Recording and treatment of adverse reactions

• Recording and observation of adverse reactions: clinical manifestations of adverse reactions, such as expression, complexion, nausea, emesis, salivation, cough, restlessness, and breath holding, were observed. Body temperature, rhythm, HR, blood pressure, respiratory rate, and SpO₂ were recorded during the operation.
• Treatment of adverse reactions: if unforeseen events (e.g., patient fainting during acupuncture treatment, needle sticking, bending, or breaking, or hematoma) occurred during the acupuncture treatment, the patient either received specific treatment or was withdrawn from the study, according to the individual patient’s symptoms and condition.

Statistical analysis

Data were statistically analyzed using R-3.5.3 software. The baseline data of the EA and D groups and of the EA+D group were evaluated using a Chi-squared test. A Chi-squared test was also used to analyze the side effects observed in patients during the examination. Intragroup paired samples comparison and intergroup independent samples comparison, before and after treatment, were conducted using t-tests. A nonparametric rank sum test was used to evaluate the overall curative effect between each pair of groups after treatment. Data were expressed as mean ± standard deviation (x¯±SD).

Results

General characteristics

A total of 150 patients who were examined by gastroscopy in the Outpatient Department of Beijing Hospital of Traditional Chinese Medicine from June 2016 to December 2016 were enrolled in the present study. These patients were divided into three groups based on treatment methods: an EA group (n=50), a dyclonine hydrochloride mucilage (D) group (n=50), and a combined treatment (EA+D) group (n=50). The differences in gender, age, and weight, and past history of hypertension, diabetes, coronary heart disease, arrhythmia, gastrointestinal perforation, obstruction, acute and chronic liver diseases, acute and chronic biliary diseases, and acute and chronic pancreatic diseases were not statistically significant (inter-group comparison using a Chi-squared test, P>0.05, baseline alignment; see Table 1). There was no participant dropout during the study.

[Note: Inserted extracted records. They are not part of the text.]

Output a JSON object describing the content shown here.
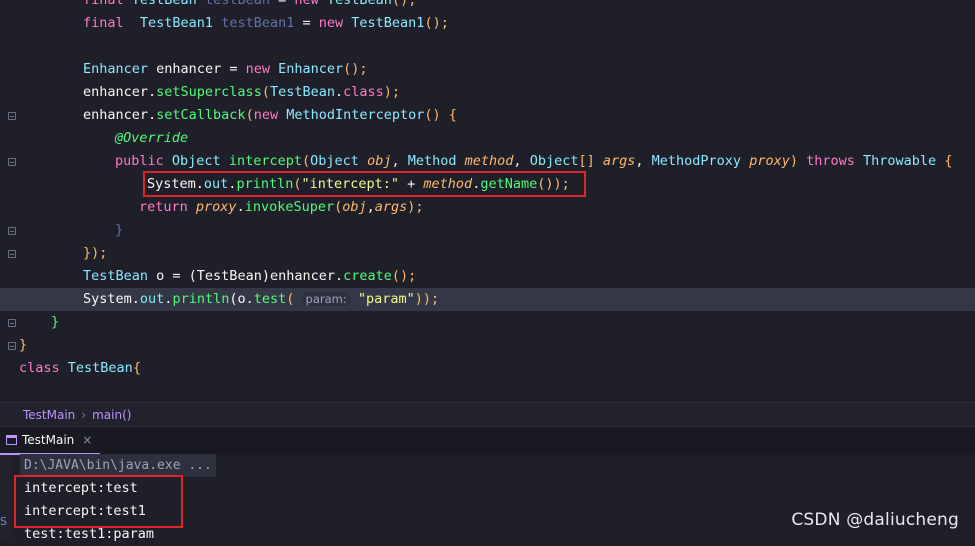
{
  "code": {
    "line0": {
      "kw": "final",
      "type": "TestBean",
      "var": "testBean",
      "op": " = ",
      "new": "new",
      "ctor": "TestBean",
      "tail": "();"
    },
    "line1": {
      "kw": "final",
      "type": "TestBean1",
      "var": "testBean1",
      "op": " = ",
      "new": "new",
      "ctor": "TestBean1",
      "tail": "();"
    },
    "line3": {
      "type": "Enhancer",
      "var": "enhancer",
      "op": " = ",
      "new": "new",
      "ctor": "Enhancer",
      "tail": "();"
    },
    "line4": {
      "obj": "enhancer.",
      "fn": "setSuperclass",
      "open": "(",
      "type": "TestBean",
      "dot": ".",
      "cls": "class",
      "tail": ");"
    },
    "line5": {
      "obj": "enhancer.",
      "fn": "setCallback",
      "open": "(",
      "new": "new",
      "type": "MethodInterceptor",
      "tail": "() {"
    },
    "line6": {
      "ann": "@Override"
    },
    "line7": {
      "public": "public",
      "t1": "Object",
      "fn": "intercept",
      "open": "(",
      "t2": "Object",
      "p1": "obj",
      "c1": ", ",
      "t3": "Method",
      "p2": "method",
      "c2": ", ",
      "t4": "Object",
      "arr": "[]",
      "p3": "args",
      "c3": ", ",
      "t5": "MethodProxy",
      "p4": "proxy",
      "close": ") ",
      "throws": "throws",
      "t6": "Throwable",
      "brace": " {"
    },
    "line8": {
      "sys": "System.",
      "out": "out",
      "dot": ".",
      "fn": "println",
      "open": "(",
      "str": "\"intercept:\"",
      "plus": " + ",
      "par": "method",
      "dot2": ".",
      "fn2": "getName",
      "tail": "());"
    },
    "line9": {
      "ret": "return",
      "par": "proxy",
      "dot": ".",
      "fn": "invokeSuper",
      "open": "(",
      "p1": "obj",
      "c": ",",
      "p2": "args",
      "tail": ");"
    },
    "line10": {
      "brace": "}"
    },
    "line11": {
      "tail": "});"
    },
    "line12": {
      "type": "TestBean",
      "var": " o = ",
      "cast": "(TestBean)",
      "obj": "enhancer.",
      "fn": "create",
      "tail": "();"
    },
    "line13": {
      "sys": "System.",
      "out": "out",
      "dot": ".",
      "fn": "println",
      "open": "(o.",
      "fn2": "test",
      "open2": "(",
      "hint": "param:",
      "str": "\"param\"",
      "tail": "));"
    },
    "line14": {
      "brace": "}"
    },
    "line15": {
      "brace": "}"
    },
    "line16": {
      "kw": "class",
      "type": "TestBean",
      "brace": "{"
    }
  },
  "breadcrumb": {
    "file": "TestMain",
    "separator": "›",
    "method": "main()"
  },
  "run_tab": {
    "label": "TestMain",
    "close": "×"
  },
  "console": {
    "path": "D:\\JAVA\\bin\\java.exe ...",
    "lines": [
      "intercept:test",
      "intercept:test1",
      "test:test1:param"
    ]
  },
  "watermark": "CSDN @daliucheng",
  "colors": {
    "highlight_box": "#e0242a",
    "accent": "#bd93f9"
  }
}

Table 1 The general data of the three groups
Full table

Side effects in patients during gastroscopy

The analysis reveals that incidences of most side effects after the gastroscopy, including nausea, emesis, salivation, restlessness, and breath holding, were lower in the EA+D group than in the EA and D groups, and the differences were statistically significant (P<0.05 and P<0.01, respectively). Although the frequency of cough was also lower in the EA+D group than in both the EA and D groups, the difference yielded in the intergroup comparison was not statistically significant (P>0.05). Comparing the two single-treatment groups, the incidence of side effects was lower in the EA group than in the D group; however, the difference between these two groups was not statistically significant (P>0.05). This indicates that, to some extent that, EA was better than dyclonine hydrochloride mucilage in preventing side effects in patients. Therefore, in the future, EA may be an alternative to drugs to alleviate the side effects of gastroscopy (Figure 2A,B,C,D,E,F).

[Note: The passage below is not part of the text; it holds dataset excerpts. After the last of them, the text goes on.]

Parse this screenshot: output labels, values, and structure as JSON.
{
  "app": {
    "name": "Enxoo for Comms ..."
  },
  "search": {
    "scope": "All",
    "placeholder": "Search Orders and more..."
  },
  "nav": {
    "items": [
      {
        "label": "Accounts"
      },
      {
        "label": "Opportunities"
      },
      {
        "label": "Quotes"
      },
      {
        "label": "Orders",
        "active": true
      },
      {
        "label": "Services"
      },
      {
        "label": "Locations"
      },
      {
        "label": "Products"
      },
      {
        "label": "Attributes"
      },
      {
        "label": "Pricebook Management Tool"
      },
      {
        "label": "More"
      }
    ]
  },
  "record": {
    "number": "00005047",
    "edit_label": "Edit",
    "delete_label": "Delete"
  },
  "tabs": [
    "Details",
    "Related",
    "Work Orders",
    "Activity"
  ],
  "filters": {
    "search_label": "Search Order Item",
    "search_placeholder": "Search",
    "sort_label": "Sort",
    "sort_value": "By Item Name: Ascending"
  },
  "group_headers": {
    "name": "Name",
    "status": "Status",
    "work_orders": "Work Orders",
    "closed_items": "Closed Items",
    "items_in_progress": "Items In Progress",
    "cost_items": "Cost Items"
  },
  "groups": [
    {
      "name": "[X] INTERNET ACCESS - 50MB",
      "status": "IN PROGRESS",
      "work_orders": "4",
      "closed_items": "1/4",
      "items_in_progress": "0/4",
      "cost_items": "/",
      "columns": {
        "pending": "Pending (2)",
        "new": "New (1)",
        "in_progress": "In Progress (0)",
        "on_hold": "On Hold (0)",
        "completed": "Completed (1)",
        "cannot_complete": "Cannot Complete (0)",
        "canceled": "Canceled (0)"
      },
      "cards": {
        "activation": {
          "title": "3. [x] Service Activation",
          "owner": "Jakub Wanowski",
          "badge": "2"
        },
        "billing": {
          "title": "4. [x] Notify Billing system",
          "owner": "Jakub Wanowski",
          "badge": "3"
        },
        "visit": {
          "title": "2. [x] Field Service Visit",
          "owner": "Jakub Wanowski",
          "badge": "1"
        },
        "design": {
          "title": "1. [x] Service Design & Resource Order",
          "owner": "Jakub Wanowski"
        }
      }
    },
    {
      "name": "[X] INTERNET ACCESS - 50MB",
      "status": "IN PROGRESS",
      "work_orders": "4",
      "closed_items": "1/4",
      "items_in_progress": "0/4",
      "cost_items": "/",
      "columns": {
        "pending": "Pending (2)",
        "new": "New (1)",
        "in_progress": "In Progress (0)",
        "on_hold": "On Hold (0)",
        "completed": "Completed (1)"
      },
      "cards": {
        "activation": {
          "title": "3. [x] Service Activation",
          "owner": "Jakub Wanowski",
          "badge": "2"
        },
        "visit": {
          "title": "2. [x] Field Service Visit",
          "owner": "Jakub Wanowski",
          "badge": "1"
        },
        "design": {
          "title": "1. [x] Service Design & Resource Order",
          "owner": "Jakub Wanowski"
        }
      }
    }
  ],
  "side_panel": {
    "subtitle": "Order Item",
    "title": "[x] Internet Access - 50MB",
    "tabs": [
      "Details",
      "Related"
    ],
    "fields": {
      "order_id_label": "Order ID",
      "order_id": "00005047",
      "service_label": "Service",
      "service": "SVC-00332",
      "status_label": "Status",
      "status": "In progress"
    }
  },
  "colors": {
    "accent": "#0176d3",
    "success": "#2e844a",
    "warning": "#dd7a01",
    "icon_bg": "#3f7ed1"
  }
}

Figure 2 Comparison of incidences of side effects of gastroscopy among the three groups [n (number of patients)]: (A) Nausea, PD:EA=0.53200, PD: EA+D=0.00702, PEA:EA+D=0.04150; (B)emesis, PD:EA=0.6810, PD:EA+D=0.0133, PEA:EA+D=0.0410; (C) salivation, PD:EA=1.000, PD:EA+D=0.037,PEA: EA+D=0.037; (D) cough, PD:EA=1.000, PD:EA+D=0.256,PEA:EA+D=0.256; (E) restlessness, PD:EA=0.297000, PD:EA+D=0.000348, PEA:EA+D=0.012700; (F) breath holding, PD:EA=0.297000, PD:EA+D= 0.000348,PEA:EA+D= 0.012700. These six values were expressed as n (patients). Among these, for the analysis of “nausea”, “emesis”, “salivation”, “restlessness” and “breath holding”: comparison of the EA+D group with the EA and D groups: *P<0.05, **P<0.01; comparison of the EA and D groups: n.s. P>0.05; analysis of “cough”: comparison of the EA+D group with the EA and D groups: n.s. P>0.05.

Comparison of MAP, HR and SpO₂

MAP, HR and SpO₂ before the examination

Before the examination, the differences in MAP, SpO₂, and HR between the three groups were not statistically significant (P>0.05; Figure 3).

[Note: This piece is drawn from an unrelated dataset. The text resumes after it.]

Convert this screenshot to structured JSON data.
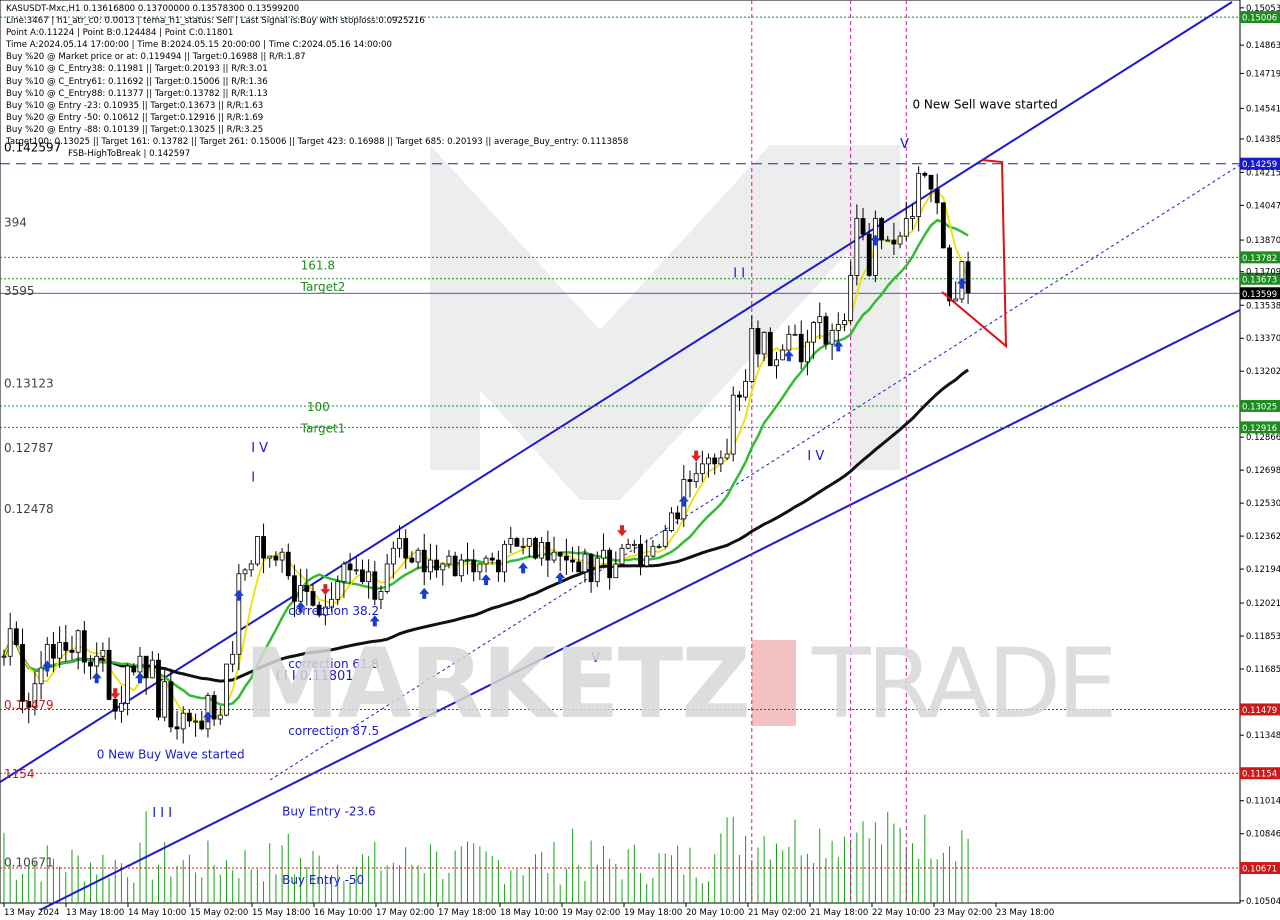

Figure 3 Changes in MAP, HR and SpO₂ before the gastroscopy: (A) MAP (mmHg), P=0.9011; (B) SpO₂ (%), P=0.6871; (C) HR (sub/min), P=0.939. All data were obtained using an ECG monitor, and all data results were expressed as mean ± standard deviation (x±SD). Comparison among the three groups: n.s. P>0.05.

MAP, HR and SpO₂ during the examination

As the gastroscope passed through the pylorus (i.e., during examination), MAP increased in the EA, D, and EA+D groups. Although MAP was lower in the EA+D group than in the EA and D groups, the difference was not statistically significant (P>0.05). This result suggests that MAP was similarly elevated in all patients during the gastroscopy, and that none of the three treatment measures (EA, dyclonine hydrochloride mucilage, and a combination of the two) could effectively control its increase (Figure 4A).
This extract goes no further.